In the autumn of 1549 the two sons had entered St John’s College, Cambridge. Henry was then about 14 and Charles a year or so younger. The duchess took a house in the village of Kingston a few kilometres west of Cambridge so that she could be near them.

In July 1551 a disease for which there was no cure, called sweating sickness, a form of plague, struck Cambridge. Henry and Charles were both promptly taken away to Buckden for safety. They reached Buckden but it was too late - they had already succumbed to the disease.
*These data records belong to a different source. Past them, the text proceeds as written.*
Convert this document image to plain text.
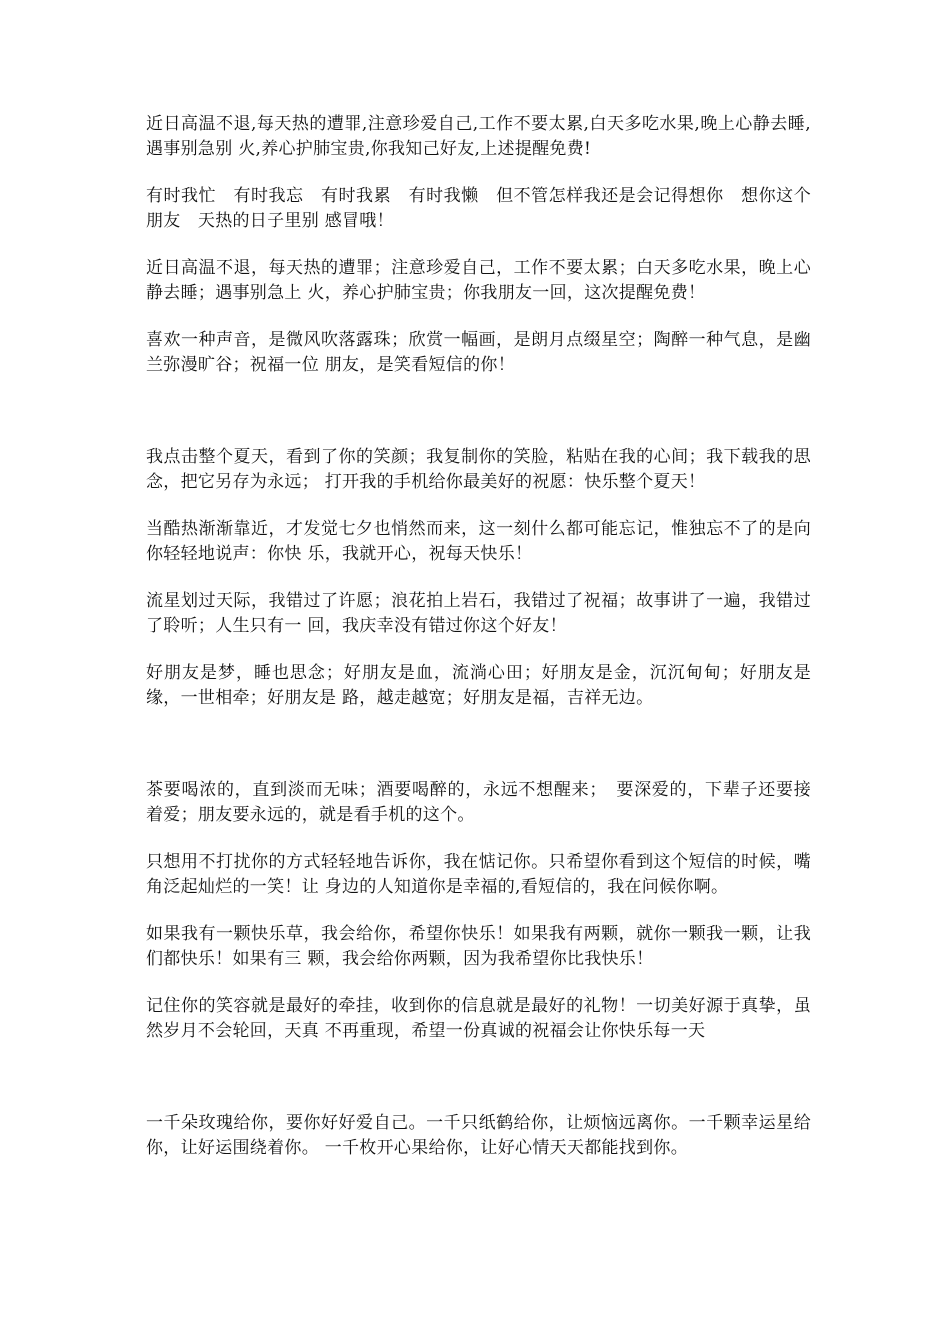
近日高温不退,每天热的遭罪,注意珍爱自己,工作不要太累,白天多吃水果,晚上心静去睡,遇事别急别 火,养心护肺宝贵,你我知己好友,上述提醒免费!

有时我忙　有时我忘　有时我累　有时我懒　但不管怎样我还是会记得想你　想你这个朋友　天热的日子里别 感冒哦！

近日高温不退，每天热的遭罪；注意珍爱自己，工作不要太累；白天多吃水果，晚上心静去睡；遇事别急上 火，养心护肺宝贵；你我朋友一回，这次提醒免费！

喜欢一种声音，是微风吹落露珠；欣赏一幅画，是朗月点缀星空；陶醉一种气息，是幽兰弥漫旷谷；祝福一位 朋友，是笑看短信的你！

我点击整个夏天，看到了你的笑颜；我复制你的笑脸，粘贴在我的心间；我下载我的思念，把它另存为永远； 打开我的手机给你最美好的祝愿：快乐整个夏天！

当酷热渐渐靠近，才发觉七夕也悄然而来，这一刻什么都可能忘记，惟独忘不了的是向你轻轻地说声：你快 乐，我就开心，祝每天快乐！

流星划过天际，我错过了许愿；浪花拍上岩石，我错过了祝福；故事讲了一遍，我错过了聆听；人生只有一 回，我庆幸没有错过你这个好友！

好朋友是梦，睡也思念；好朋友是血，流淌心田；好朋友是金，沉沉甸甸；好朋友是缘，一世相牵；好朋友是 路，越走越宽；好朋友是福，吉祥无边。

茶要喝浓的，直到淡而无味；酒要喝醉的，永远不想醒来；　要深爱的，下辈子还要接着爱；朋友要永远的，就是看手机的这个。

只想用不打扰你的方式轻轻地告诉你，我在惦记你。只希望你看到这个短信的时候，嘴角泛起灿烂的一笑！让 身边的人知道你是幸福的,看短信的，我在问候你啊。

如果我有一颗快乐草，我会给你，希望你快乐！如果我有两颗，就你一颗我一颗，让我们都快乐！如果有三 颗，我会给你两颗，因为我希望你比我快乐！

记住你的笑容就是最好的牵挂，收到你的信息就是最好的礼物！一切美好源于真挚，虽然岁月不会轮回，天真 不再重现，希望一份真诚的祝福会让你快乐每一天

一千朵玫瑰给你，要你好好爱自己。一千只纸鹤给你，让烦恼远离你。一千颗幸运星给你，让好运围绕着你。 一千枚开心果给你，让好心情天天都能找到你。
Henry died within the next few hours passing the title of duke of Suffolk on to Charles who lay ill in another room,

The duchess, who was unwell herself at her house in Kingston, heard that her boys had been taken to Buckden and followed them there. She arrived to find Henry dead and Charles dying: about half an hour from the death of Henry, Charles Brandon was also dead, making, and holding ever since, the record for the shortest ever peerage. They were buried at Buckden where their table-tomb can be seen in the churchyard there.

With the death of the two Brandon boys, the second creation of the duchy of Suffolk had become extinct in the male line and it reverted to the crown.